# Where is the best place to buy Ridgid Scout?



## DesertOkie (Jul 15, 2011)

I am in the market for a Ridgid Scout the lowest I have found them is $1254.00. Anyone seen them cheaper?

Thanks


----------



## Txmasterplumber (Oct 2, 2010)

DesertOkie said:


> I am in the market for a Ridgid Scout the lowest I have found them is $1254.00. Anyone seen them cheaper?
> 
> Thanks


saw them on Tool Up for like 1213.00. I used one today, but when I get one i'm going with the SR-20. It's the same price as the Navitrac 2, but way more features and easier to use.


----------



## ToUtahNow (Jul 19, 2008)

ToolUp.com has always been my go to place.

Mark


----------



## Will (Jun 6, 2010)

Central Winnelson is the cheapest your gonna find. There on NW 10th in OKC.

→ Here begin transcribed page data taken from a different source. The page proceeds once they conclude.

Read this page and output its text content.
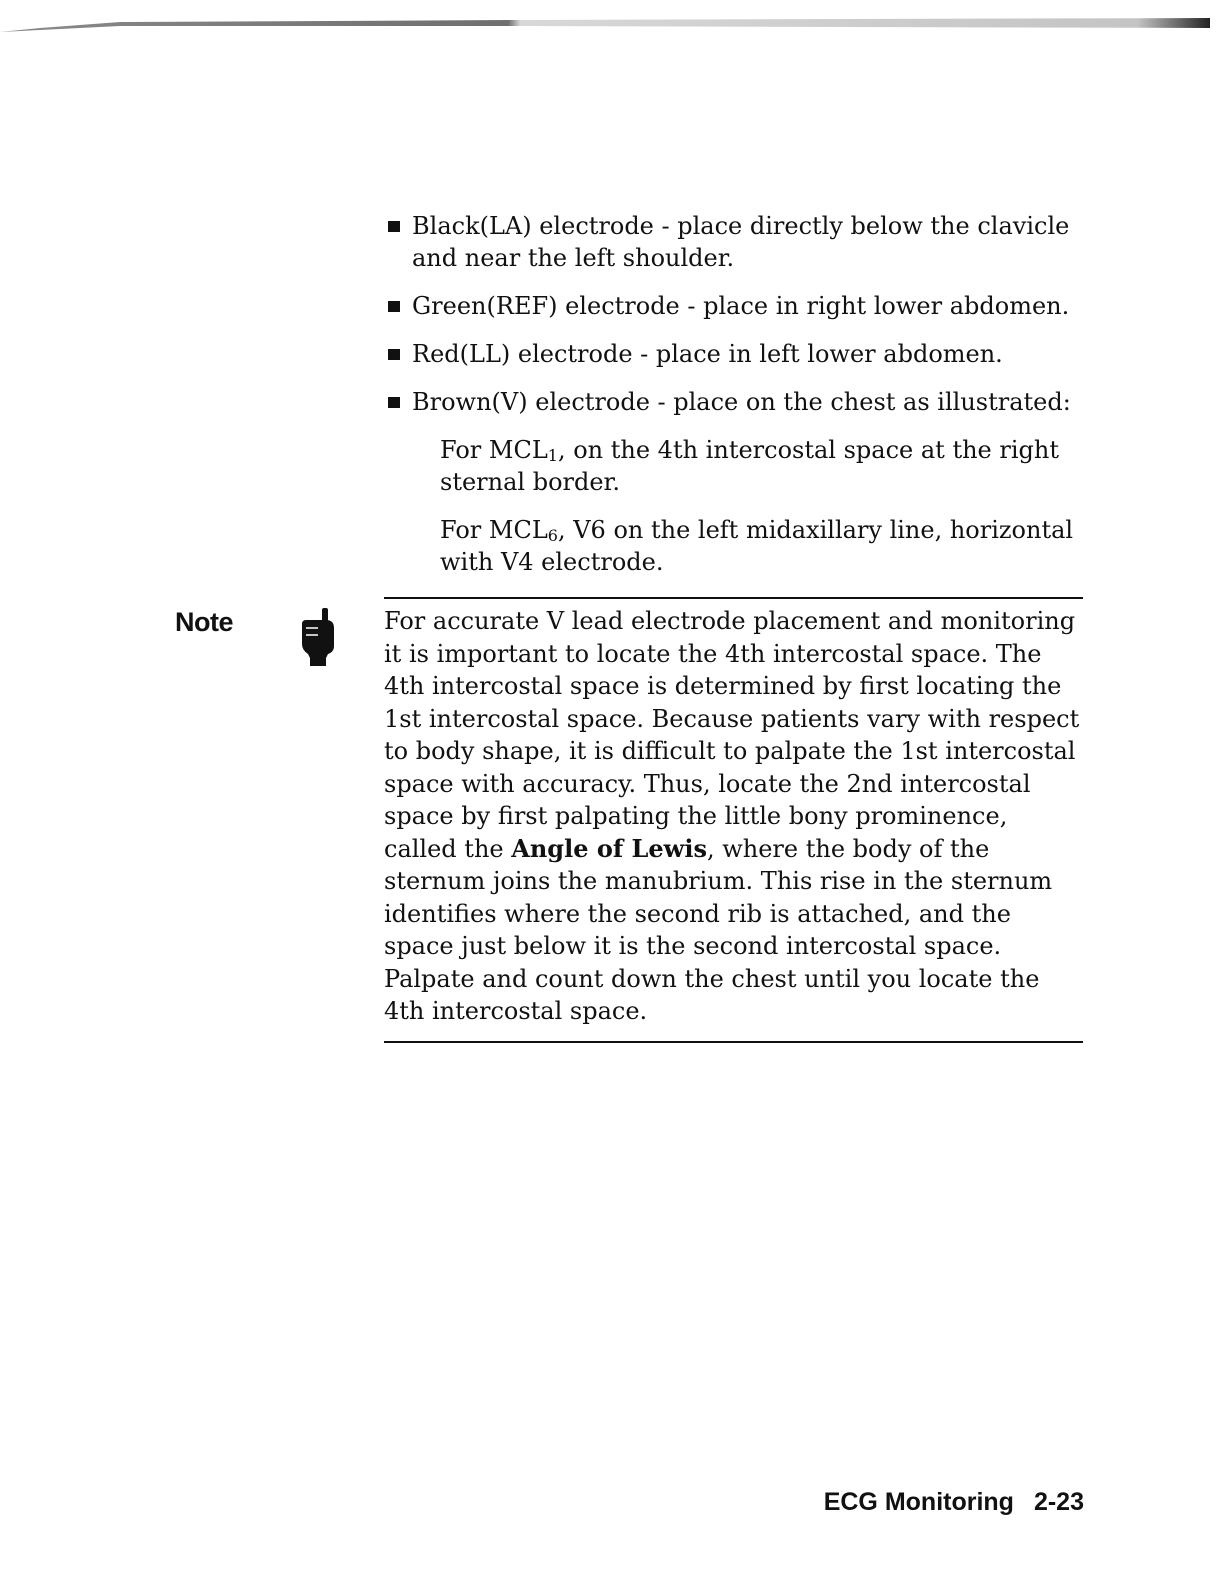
Black(LA) electrode - place directly below the clavicle and near the left shoulder.
Green(REF) electrode - place in right lower abdomen.
Red(LL) electrode - place in left lower abdomen.
Brown(V) electrode - place on the chest as illustrated:
For $MCL_1$, on the 4th intercostal space at the right sternal border.
For $MCL_6$, V6 on the left midaxillary line, horizontal with V4 electrode.
Note	For accurate V lead electrode placement and monitoring it is important to locate the 4th intercostal space. The 4th intercostal space is determined by first locating the 1st intercostal space. Because patients vary with respect to body shape, it is difficult to palpate the 1st intercostal space with accuracy. Thus, locate the 2nd intercostal space by first palpating the little bony prominence, called the Angle of Lewis, where the body of the sternum joins the manubrium. This rise in the sternum identifies where the second rib is attached, and the space just below it is the second intercostal space. Palpate and count down the chest until you locate the 4th intercostal space.
ECG Monitoring 2-23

http://www.centralwinnelson.com/


----------



## DesertOkie (Jul 15, 2011)

Will said:


> Central Winnelson is the cheapest your gonna find. There on NW 10th in OKC.
> 
> http://www.centralwinnelson.com/



Do you know if they are owned by the same guys as Tulsa?


----------



## SewerRatz (Apr 25, 2009)

Call Allan J Coleman, they always have great prices on Ridgid tools and 99% of the time have what you need in stock.


----------



## bizzybeeplumbin (Jul 19, 2011)

There is one in the swap section of this forum.....


----------



## DesertOkie (Jul 15, 2011)

bizzybeeplumbin said:


> There is one in the swap section of this forum.....



The guys first post, Nah I'll buy new or at least used from some one I trust or can see it first.


----------



## MarkToo (Dec 17, 2011)

bizzybeeplumbin said:


> There is one in the swap section of this forum.....


There was one. I thought my "Yoink" post was pretty clear...


----------